Section 40 22 260, Temporary licenses and certificates of authorization has some changes. The new law limits temporary COAs  to work on one project in the state for period not to exceed one year. This section also allows plans to be sealed with the registrants home state seal.

Section 40-22-270 of the 1976 Code is amended by adding “ The seal and signature of a licensee certifies that the document was prepared by the licensee or his agent. For prototypical documents, the seal and signature of a licensee indicates that he has sufficiently reviewed the document and is able to fully coordinate and assume responsibility for application of the plans.”

Section 40 22 280 is the section on utility and industry exemptions. In each case the term “regular”  is changed to “full-time, non-temporary” employees.

Also, this section contains  exemptions for certain buildings that do not require an engineers’ stamp.

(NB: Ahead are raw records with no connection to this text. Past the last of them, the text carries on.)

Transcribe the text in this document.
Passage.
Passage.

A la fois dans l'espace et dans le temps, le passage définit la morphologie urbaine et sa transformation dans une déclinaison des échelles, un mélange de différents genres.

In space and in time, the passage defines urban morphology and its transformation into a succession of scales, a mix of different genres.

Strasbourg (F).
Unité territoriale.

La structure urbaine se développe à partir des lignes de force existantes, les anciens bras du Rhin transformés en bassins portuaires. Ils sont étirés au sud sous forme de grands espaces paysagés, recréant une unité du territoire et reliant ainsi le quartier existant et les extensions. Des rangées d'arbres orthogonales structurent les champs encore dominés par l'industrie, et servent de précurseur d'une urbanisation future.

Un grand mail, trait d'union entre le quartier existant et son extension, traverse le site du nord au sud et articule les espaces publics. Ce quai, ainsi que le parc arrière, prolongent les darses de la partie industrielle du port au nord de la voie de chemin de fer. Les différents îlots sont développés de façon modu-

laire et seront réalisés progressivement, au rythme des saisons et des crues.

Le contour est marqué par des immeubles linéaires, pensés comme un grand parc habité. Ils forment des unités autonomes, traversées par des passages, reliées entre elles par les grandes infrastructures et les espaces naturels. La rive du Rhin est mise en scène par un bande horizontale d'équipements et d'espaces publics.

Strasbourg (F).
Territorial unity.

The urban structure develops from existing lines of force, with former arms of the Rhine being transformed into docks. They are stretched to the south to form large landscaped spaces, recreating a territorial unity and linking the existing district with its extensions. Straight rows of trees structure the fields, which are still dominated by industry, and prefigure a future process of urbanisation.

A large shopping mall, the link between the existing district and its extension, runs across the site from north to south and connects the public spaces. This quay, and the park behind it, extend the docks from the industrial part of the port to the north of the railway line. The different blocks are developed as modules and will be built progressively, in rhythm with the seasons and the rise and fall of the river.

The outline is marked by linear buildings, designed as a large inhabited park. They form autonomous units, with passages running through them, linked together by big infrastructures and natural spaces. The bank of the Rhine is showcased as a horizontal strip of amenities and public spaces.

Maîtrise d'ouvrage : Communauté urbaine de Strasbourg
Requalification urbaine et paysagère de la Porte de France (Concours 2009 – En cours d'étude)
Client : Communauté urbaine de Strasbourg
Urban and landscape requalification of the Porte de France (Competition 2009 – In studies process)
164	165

This new section reads: “ If drawings and specifications are signed by the authors with the true title of their occupations, this chapter does not apply to the preparation of plans and specifications for:

(1)    farm buildings not designed or used for human occupancy;  (2)    buildings and structures not requiring a permit by the authority having jurisdiction, except that buildings and structures classified as assembly, business, educational, factory and industrial, high hazard, institutional, mercantile, storage, and utility occupancies or uses in the International Code Series, as adopted by the State of South Carolina, regardless of size or area, are not exempt from the provisions of this chapter; (3)    one- and two-family dwellings in compliance with the prescriptive requirements of the International Residential Code, as adopted by the State of South Carolina. All other buildings and structures classified as residential occupancies or uses in the International Code Series and that are beyond the scope of the International Residential Code are not exempt from the provisions of this chapter; and  (4)    alterations to a building to which this chapter does not apply, if the alterations do not result in a change which would otherwise place the building under the application of this chapter. (C)    This subsection may not be construed to prejudice a law, ordinance, regulation, or other directive enacted by another political body or a requirement by a contracting authority which would otherwise require preparation of plans and specifications under the responsible charge of a professional engineer or professional surveyor.”

The last section where changes were made is 40 22 290. It specifies a section of nontechnical maps, those maps that do not have to be prepared by a registered land surveyor.